In questo tipo di proposte, «non ci si forma imparando qualcosa ma vivendo insieme», gli fa eco don Paolo Vagni, incaricato di Senigallia e delle Marche, che porta l’esempio concreto, ormai ventennale, di “Punto giovane”, un luogo dove una decina di maggiorenni possono fare comunità per un mese con un sacerdote. Da qui, ricorda, «sono nate esperienze simili di una settimana per le classi delle scuole superiori a cui partecipa anche chi è scettico o non fa l’ora di religione». I ragazzi sono chiamati « non a servire, ma a essere serviti, a ricevere, a nutrire il loro cuore. Spesso, dopo essere stati nutriti con la tradizione cristiana, sentono di ridonare mettendosi a servizio loro stessi», racconta don Vagni evidenziando come «in questa relazione, che guarda alla vita nella sua interezza, ci si può aprire all’altro e all’Altro».

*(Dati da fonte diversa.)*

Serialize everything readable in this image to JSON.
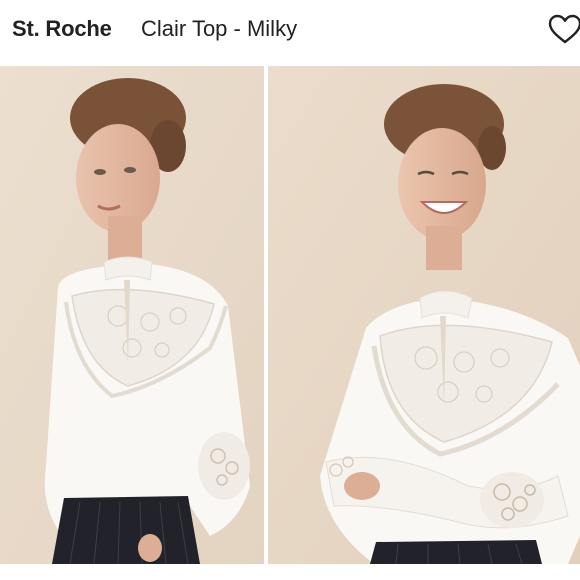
{
  "listing": {
    "brand": "St. Roche",
    "title": "Clair Top - Milky"
  },
  "icons": {
    "like": "heart-outline-icon"
  },
  "colors": {
    "background": "#ffffff",
    "photo_backdrop": "#e9dccd",
    "text": "#222222"
  }
}
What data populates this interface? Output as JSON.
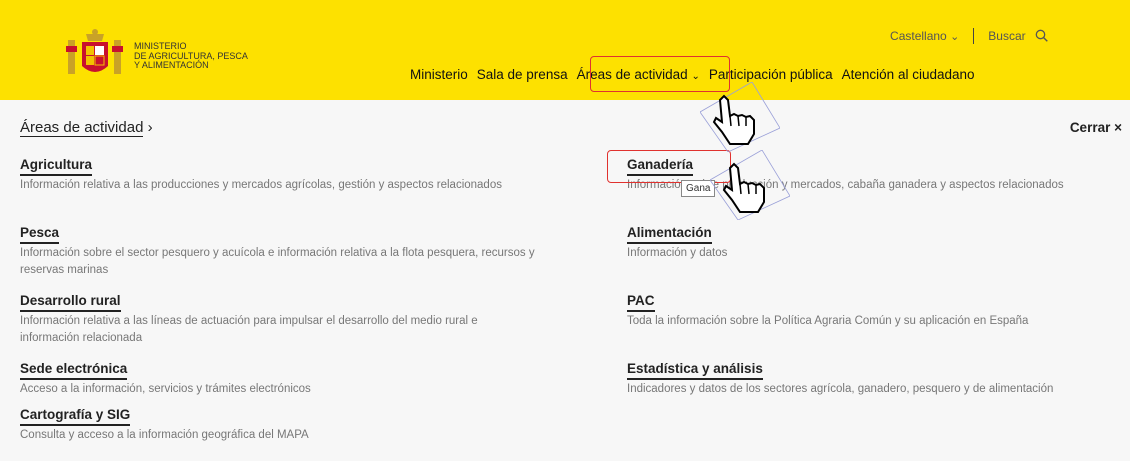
{
  "header": {
    "logo_lines": [
      "MINISTERIO",
      "DE AGRICULTURA, PESCA",
      "Y ALIMENTACIÓN"
    ],
    "language": "Castellano",
    "search": "Buscar",
    "nav": [
      "Ministerio",
      "Sala de prensa",
      "Áreas de actividad",
      "Participación pública",
      "Atención al ciudadano"
    ]
  },
  "panel": {
    "breadcrumb": "Áreas de actividad",
    "close": "Cerrar",
    "left": [
      {
        "title": "Agricultura",
        "desc": "Información relativa a las producciones y mercados agrícolas, gestión y aspectos relacionados"
      },
      {
        "title": "Pesca",
        "desc": "Información sobre el sector pesquero y acuícola e información relativa a la flota pesquera, recursos y reservas marinas"
      },
      {
        "title": "Desarrollo rural",
        "desc": "Información relativa a las líneas de actuación para impulsar el desarrollo del medio rural e información relacionada"
      },
      {
        "title": "Sede electrónica",
        "desc": "Acceso a la información, servicios y trámites electrónicos"
      },
      {
        "title": "Cartografía y SIG",
        "desc": "Consulta y acceso a la información geográfica del MAPA"
      }
    ],
    "right": [
      {
        "title": "Ganadería",
        "desc": "Información sobre producción y mercados, cabaña ganadera y aspectos relacionados"
      },
      {
        "title": "Alimentación",
        "desc": "Información y datos"
      },
      {
        "title": "PAC",
        "desc": "Toda la información sobre la Política Agraria Común y su aplicación en España"
      },
      {
        "title": "Estadística y análisis",
        "desc": "Indicadores y datos de los sectores agrícola, ganadero, pesquero y de alimentación"
      }
    ]
  },
  "tooltip": "Gana",
  "colors": {
    "brand_yellow": "#fde100",
    "highlight_red": "#e0322f"
  },
  "icons": [
    "coat-of-arms-icon",
    "chevron-down-icon",
    "search-icon",
    "chevron-right-icon",
    "close-icon",
    "hand-pointer-icon"
  ]
}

« A Dio – precisa – si arriva se si incontra qualcuno». È proprio «in quel rapporto quotidiano di familiarità e fiducia che scoprono una dimensione di Chiesa che non sempre conoscono e quanto essa sia bella», continua don Andrea Carubia, incaricato di Forlì- Betinoro, diocesi in cui si sta investendo per riprendere questo tipo di attività dopo l’alluvione. « I giovani – ribadisce - devono percepire di essere liberi, non vogliono essere convinti o plagiati, ma capire se possono fidarsi, se quella proposta vale prima di tutto per chi gliela fa». Hanno, cioè, bisogno di « persone credibili» che, con sincerità e semplicità, mostrino loro la bellezza di aver incontrato Dio. Per aiutarli a dire «quel primo sì» che apre all’infinito.